Può mai avere senso una retorica del genere? Direi di no. È un nonsense.
E allora perché riferendosi a Manuel Bortuzzo, Ambra Sabatini o Bebe Vio una retorica del genere è lecita? Perché i due tipi di atleti non sono trattati – o non si fanno trattare – con la stessa dignità. Proprio per la loro disabilità. Non è che dietro a un elogio corrisponda un valore maggiorato. Anzi. Soprattutto se l’elogio non ha natura d’esistere. È che dagli atleti con disabilità ci si aspetta meno. Non solo perché la prestazione possa essere considerata inferiore, ma soprattutto perché li si guarda per altro.

Dicendo per iperbole che l’atleta paralimpico ha qualcosa in più dell’atleta olimpico, li si carica di un valore aggiunto – che è tutto nella sua storia, in quello che rappresenta per gli altri – che non è un surplus di dignità, ma un di meno. Perché? Perché diventando simbolo, sbiadisce l’atleta e i suoi risultati, nello stesso momento in cui la narrazione guadagna un’ispirazione, un esempio, un eroe da onorare.

Oltretutto, grazie a UN simbolo, un paio di sparuti eroi da ammirare e plaudire, guarda caso sempre passabili, nella cerchia dei quasi-normali, disabili-ma-non-troppo, possiamo sentirci tutti appagati, e lavarci la coscienza senza badare a tutta quella sfilza di disabili senza occasioni nè supporti che non si caga nessuno e di cui nessuno vuole prendersi la briga di parlare. Tanto loro, i poveri stronzi, sono lontani dagli occhi, lontano dal cuore. Danno anche poco fastidio, quindi.

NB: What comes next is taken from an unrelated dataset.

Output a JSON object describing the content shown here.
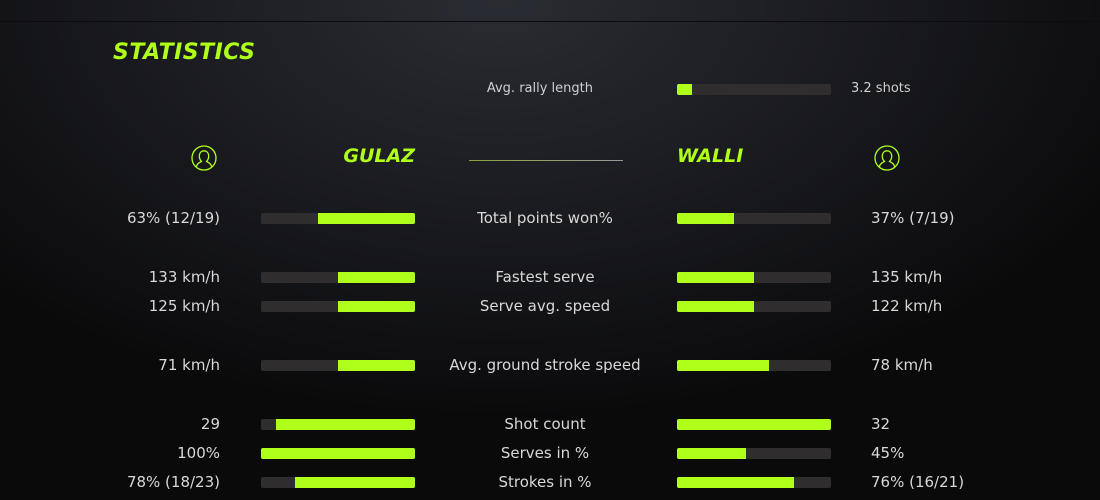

Perchè “il risultato non conta”?

Dire che il risultato non conta, definisce perfettamente il problema: quello che interessa non è il risultato dell’atleta paralimpico, è che partecipi, purché se ne possa parlare. Che si faccia carico della pubblica catarsi, attraverso il cui elogio possiamo sentirci tutti più buoni senza il minimo sforzo, senza impegno. E senza nessuna responsabilità.

Che ispiri. Che sia un esempio. Che dia speranza.
Ma speranza de che??? E soprattutto, a chi?!

Oltretutto. A chi si dice “l’importante è partecipare”? Ai bambini. A chi non si crede possa farcela. E a chi non importa se ce la faccia o meno, perché appunto, è altro quello che ci si aspetta. Dire che prepararsi alle paralimpiadi è già vincere è altra retorica spiccia di cui non c’è bisogno, che distoglie l’attenzione dai reali problemi e dalle responsabilità, e che peraltro non valorizza nè gli atleti paralimpici nè le paralimpiadi. Pura pornografia dell’ispirazione.

E smettiamola di fare i fenomeni che non abbiamo ancora imparato che si chiamano paralimpiadi e non paraØlimpiadi.